Like any difficult profession, teaching deserves fair compensation. Raising teacher salaries is generally what people advocate in trying to prevent teacher shortages and to raise the caliber of educators. Most people see comparatively low wages in teaching as the primary barrier to entry for bright, well-educated people. I would argue, however, that money might make going into teaching a deal breaker for a few, but most students at elite schools seek prestige just as much as a large paycheck. Because teaching holds relatively low social clout, graduates flow toward banking, medicine, law, consulting, and tech -- highly selective industries that call for only the best. If one makes it into one of these fields, it appears to mean he/she has accomplished something. Among an already competitive group of people, this selectivity holds a lot of power. Teaching, in my experience, is considered minimally selective.

McKinsey's recent study on "closing the talent gap" highlights the sad reality that in the United States, the education sector does not seem to draw substantially from the top third of universities. The findings conclude that countries that excel in recruiting top talent have highly selective processes and training programs that more closely resemble the rigor of law and medicine.

Teach For America and other alternative credentialing programs receive a lot of flack for putting "unprepared" teachers into the nation's most needy classrooms. With only a summer's worth of training, doe-eyed college graduates attempt to close the achievement gap in some of America's most under-resourced, under-staffed, and overlooked schools.

Even after long days working with students and planning for their academic growth, the average TFA corps member knows nothing about educational history, theory, philosophy, or pedagogy. Here's the kicker: regardless of their inexperience, they must take the same basic skills and content specific state exams that every other teacher does before stepping into the classroom. They often pass these exams with flying colors. With a bit of common sense and a decent track record with standardized tests, most TFA-ers are able to prove competency on exams geared to test teachers on their knowledge accumulated in years of education courses.

In no way am I championing alternative credential programs; I merely write to emphasize the point that corps members that many deem unqualified happen to walk into classrooms by the thousands, passing the tests in place for all teachers. Alternative credentialing programs may be criticized for the rushed manner in which eager young people are launched into classrooms, but this does not say anything to the abysmally low standards that many states have for new teachers. Why should being able to do 8th-grade math or write a mediocre essay within five hours be a sufficient test of a teacher's capacity?

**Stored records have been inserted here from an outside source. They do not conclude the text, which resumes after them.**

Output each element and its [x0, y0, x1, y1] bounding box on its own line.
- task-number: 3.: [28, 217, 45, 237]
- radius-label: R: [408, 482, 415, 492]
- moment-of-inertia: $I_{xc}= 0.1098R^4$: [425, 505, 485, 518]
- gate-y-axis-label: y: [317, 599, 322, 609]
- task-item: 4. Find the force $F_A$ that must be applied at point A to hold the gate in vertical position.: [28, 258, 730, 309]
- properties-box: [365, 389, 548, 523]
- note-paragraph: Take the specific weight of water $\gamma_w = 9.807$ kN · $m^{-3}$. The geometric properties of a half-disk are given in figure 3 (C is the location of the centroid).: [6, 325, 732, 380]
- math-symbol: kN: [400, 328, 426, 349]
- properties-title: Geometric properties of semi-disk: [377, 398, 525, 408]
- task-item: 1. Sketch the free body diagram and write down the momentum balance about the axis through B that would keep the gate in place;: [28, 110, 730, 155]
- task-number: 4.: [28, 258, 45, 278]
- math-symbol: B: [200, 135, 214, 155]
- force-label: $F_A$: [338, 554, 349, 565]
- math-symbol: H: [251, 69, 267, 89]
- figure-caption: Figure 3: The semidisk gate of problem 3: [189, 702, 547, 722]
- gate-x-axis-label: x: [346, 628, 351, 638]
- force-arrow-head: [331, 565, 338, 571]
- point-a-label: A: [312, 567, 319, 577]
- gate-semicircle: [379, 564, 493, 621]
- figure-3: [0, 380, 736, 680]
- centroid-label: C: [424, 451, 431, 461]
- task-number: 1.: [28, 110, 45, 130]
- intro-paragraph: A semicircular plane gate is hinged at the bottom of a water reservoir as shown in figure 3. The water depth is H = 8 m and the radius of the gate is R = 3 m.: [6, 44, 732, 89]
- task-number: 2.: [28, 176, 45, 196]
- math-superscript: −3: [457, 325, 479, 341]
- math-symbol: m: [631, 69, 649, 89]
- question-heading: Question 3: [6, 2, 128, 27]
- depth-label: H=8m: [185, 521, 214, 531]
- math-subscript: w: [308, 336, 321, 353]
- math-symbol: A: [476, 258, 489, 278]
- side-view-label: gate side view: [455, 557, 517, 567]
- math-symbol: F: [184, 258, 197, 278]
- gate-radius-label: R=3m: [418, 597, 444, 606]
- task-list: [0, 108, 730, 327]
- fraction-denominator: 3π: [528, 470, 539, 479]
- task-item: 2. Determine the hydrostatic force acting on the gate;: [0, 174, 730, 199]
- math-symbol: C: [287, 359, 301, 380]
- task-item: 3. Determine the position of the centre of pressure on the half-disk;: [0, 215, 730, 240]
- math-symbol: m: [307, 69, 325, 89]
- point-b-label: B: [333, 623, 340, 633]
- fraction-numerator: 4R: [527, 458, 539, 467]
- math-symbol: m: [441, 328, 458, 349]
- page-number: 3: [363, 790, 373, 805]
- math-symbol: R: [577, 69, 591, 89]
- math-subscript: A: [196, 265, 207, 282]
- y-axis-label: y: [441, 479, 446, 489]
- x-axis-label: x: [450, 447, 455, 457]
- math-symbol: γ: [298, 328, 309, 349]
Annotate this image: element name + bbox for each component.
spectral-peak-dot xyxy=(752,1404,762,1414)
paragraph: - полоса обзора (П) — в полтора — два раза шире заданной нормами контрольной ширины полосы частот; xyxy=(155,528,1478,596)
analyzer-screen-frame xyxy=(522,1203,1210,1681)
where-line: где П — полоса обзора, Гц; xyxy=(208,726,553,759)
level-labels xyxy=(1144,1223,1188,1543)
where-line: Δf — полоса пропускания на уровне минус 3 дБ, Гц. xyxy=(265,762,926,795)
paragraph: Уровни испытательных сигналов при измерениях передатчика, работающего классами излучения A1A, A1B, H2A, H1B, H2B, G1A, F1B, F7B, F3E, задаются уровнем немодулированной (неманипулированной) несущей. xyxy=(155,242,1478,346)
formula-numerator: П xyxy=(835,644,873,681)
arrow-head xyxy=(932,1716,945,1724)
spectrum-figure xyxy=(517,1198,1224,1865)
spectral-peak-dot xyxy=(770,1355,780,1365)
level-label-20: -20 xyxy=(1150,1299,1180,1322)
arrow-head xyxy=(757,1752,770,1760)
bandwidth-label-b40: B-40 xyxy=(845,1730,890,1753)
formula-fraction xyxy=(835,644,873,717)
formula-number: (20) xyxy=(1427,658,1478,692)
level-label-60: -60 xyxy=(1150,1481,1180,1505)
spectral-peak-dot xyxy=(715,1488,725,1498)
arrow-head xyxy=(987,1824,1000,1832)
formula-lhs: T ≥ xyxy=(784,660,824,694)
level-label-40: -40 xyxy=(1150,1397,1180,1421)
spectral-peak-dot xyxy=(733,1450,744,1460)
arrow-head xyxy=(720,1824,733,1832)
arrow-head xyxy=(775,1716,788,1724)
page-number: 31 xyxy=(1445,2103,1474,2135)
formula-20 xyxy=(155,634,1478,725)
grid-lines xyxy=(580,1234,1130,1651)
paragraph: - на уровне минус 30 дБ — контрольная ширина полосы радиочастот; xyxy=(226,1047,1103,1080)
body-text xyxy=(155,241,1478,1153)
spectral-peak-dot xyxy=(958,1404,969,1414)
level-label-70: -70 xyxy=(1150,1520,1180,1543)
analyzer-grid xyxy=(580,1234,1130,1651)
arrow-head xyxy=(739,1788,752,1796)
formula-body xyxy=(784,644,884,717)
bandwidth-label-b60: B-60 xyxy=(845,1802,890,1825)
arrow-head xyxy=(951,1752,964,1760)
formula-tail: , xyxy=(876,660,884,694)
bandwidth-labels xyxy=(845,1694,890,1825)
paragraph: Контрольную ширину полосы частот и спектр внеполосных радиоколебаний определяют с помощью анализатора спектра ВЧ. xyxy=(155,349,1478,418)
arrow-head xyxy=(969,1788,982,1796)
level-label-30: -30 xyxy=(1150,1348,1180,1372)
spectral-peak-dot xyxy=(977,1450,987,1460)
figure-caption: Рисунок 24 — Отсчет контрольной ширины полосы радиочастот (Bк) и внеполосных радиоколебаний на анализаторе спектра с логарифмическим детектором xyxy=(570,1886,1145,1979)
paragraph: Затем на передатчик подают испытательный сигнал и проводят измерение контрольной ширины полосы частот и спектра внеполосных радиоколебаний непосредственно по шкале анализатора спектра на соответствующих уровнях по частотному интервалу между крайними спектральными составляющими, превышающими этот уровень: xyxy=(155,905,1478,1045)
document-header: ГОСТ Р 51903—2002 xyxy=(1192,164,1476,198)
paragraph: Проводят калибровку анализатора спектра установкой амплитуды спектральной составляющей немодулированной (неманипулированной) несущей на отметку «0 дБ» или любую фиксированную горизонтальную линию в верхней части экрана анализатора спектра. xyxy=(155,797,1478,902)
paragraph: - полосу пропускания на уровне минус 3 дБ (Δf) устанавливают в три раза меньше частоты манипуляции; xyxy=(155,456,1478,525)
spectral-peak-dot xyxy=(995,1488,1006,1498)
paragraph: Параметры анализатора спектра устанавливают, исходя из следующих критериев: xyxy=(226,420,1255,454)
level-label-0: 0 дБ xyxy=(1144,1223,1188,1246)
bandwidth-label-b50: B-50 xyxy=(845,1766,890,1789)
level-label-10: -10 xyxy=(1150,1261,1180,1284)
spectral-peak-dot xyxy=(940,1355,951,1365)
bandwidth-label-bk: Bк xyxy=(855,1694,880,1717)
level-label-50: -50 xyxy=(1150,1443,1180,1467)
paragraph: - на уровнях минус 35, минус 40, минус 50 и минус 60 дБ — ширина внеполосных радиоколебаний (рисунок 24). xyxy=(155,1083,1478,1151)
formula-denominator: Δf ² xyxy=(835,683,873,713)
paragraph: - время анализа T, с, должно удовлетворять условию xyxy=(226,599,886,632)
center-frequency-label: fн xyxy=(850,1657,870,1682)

Low state standards for teachers and schools of education make teaching less sexy for the "top third" of highly competitive, driven individuals at universities. If so few people recognize the course of becoming a teacher as legitimate, then becoming an educator is simply not an accomplishment in the eyes of these students. Though perhaps not ethically ideal, it is worth pondering.

I am clearly not the first person to notice this trend. The National Board for Professional Teaching Standards, and countless educators are behind setting more rigorous standards to distinguish the most accomplished, learned teachers. I also acknowledge the thousands of brilliant teachers who work tirelessly without recognition, with the understanding that student achievement is a reward in itself. As we think of the potential teacher shortage, we must keep in mind not only ways to increase the number of teachers, but also who we want in classrooms. The most academically successful nations attract incredible teaching talent, at numbers consistent with demand. A drastic change in teaching standards would reduce the number of teachers initially, but it is a necessary step in securing a diverse, well-prepared teacher base for the future.